Search code examples
pythonocrtesseractpyautoguipython-tesseract

OCR and pytesseract detecting numbers in an image


currentbid.png:

I am trying to detect the number in this image and it gives me letters or the wrong number.

This is my image i am trying to detect the number ive tried tons of stuff with greyscale and inversion using tesseract but nothing seems to work it keeps giving me letters like ADA or the wrong number like if the image said 98.7M it would give me 19 9947 )M and i think that the period is messing it up but im unable to remove it or change the font. How can I fix it or train it?

Here is my current code:

pyautogui.screenshot("bidpossible.png", region=(900, 310, 450, 60)) #bidpossible
originalImage = cv2.imread('bidpossible.png')


grayImage = cv2.cvtColor(originalImage, cv2.COLOR_BGR2GRAY)

(_, blackAndWhiteImage) = cv2.threshold(grayImage, 127, 255, cv2.THRESH_BINARY_INV)

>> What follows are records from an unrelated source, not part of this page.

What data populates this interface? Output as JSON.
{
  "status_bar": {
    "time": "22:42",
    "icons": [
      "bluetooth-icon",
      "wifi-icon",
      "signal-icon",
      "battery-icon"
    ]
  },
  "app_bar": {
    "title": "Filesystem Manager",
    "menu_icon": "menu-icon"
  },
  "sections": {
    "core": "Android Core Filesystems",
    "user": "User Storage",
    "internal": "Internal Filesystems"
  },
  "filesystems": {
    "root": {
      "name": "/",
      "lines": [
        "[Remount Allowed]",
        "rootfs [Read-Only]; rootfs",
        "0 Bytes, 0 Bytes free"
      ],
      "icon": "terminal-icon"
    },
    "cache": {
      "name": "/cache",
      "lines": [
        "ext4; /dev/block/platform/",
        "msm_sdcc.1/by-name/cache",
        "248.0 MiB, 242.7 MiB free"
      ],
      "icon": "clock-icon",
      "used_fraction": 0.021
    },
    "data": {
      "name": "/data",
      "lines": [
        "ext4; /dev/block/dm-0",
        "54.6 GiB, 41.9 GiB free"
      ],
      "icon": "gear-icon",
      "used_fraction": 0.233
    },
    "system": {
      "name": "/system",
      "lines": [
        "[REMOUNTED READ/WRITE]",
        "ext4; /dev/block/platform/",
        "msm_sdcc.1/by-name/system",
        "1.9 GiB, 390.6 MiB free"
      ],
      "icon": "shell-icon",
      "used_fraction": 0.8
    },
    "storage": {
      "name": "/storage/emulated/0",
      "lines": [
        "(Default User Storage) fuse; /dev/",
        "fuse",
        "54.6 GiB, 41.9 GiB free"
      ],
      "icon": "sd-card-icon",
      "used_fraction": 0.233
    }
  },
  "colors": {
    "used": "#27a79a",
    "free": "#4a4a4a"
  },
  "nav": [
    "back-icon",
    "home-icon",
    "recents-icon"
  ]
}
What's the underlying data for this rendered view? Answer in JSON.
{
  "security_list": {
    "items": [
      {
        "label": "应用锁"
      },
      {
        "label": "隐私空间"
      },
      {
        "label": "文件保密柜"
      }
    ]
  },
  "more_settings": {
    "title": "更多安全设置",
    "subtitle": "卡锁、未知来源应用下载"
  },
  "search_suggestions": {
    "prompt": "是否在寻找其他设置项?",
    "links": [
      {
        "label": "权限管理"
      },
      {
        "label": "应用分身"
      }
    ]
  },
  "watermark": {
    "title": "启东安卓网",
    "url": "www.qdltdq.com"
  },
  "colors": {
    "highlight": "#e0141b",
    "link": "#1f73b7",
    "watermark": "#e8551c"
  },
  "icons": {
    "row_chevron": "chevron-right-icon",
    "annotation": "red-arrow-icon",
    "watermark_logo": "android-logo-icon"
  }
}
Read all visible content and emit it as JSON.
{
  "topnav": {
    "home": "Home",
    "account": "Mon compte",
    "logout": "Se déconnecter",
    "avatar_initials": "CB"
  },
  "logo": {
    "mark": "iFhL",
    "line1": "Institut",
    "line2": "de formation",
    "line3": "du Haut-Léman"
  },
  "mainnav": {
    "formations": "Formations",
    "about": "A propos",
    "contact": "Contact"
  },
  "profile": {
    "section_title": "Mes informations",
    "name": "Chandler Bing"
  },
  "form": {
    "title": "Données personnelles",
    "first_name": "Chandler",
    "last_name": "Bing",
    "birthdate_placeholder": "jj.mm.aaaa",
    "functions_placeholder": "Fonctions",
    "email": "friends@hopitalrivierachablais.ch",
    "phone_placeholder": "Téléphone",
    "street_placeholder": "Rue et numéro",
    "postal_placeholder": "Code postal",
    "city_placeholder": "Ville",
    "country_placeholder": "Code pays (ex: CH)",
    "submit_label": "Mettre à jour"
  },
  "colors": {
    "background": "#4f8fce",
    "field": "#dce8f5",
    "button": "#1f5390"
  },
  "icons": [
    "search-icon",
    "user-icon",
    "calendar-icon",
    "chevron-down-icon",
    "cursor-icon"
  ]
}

custom_config = r'--psm 8'


text = pytesseract.image_to_string(blackAndWhiteImage, config=custom_config)
print('Extracted Text: ', text)

Solution

  • how about using filter that will try to get only light-blue color that is inside text boundary?

    
    grayImage[(grayImage<210)] = 255
    grayImage[(grayImage>210) & (grayImage<230)] = 0
    
    
    # test different models, imho models 6 or 7 work better
    custom_config = f'--psm 7' 
    text = pytesseract.image_to_string(grayImage, config=custom_config)
    print(f'Extracted Text: ', text) # 4.34m_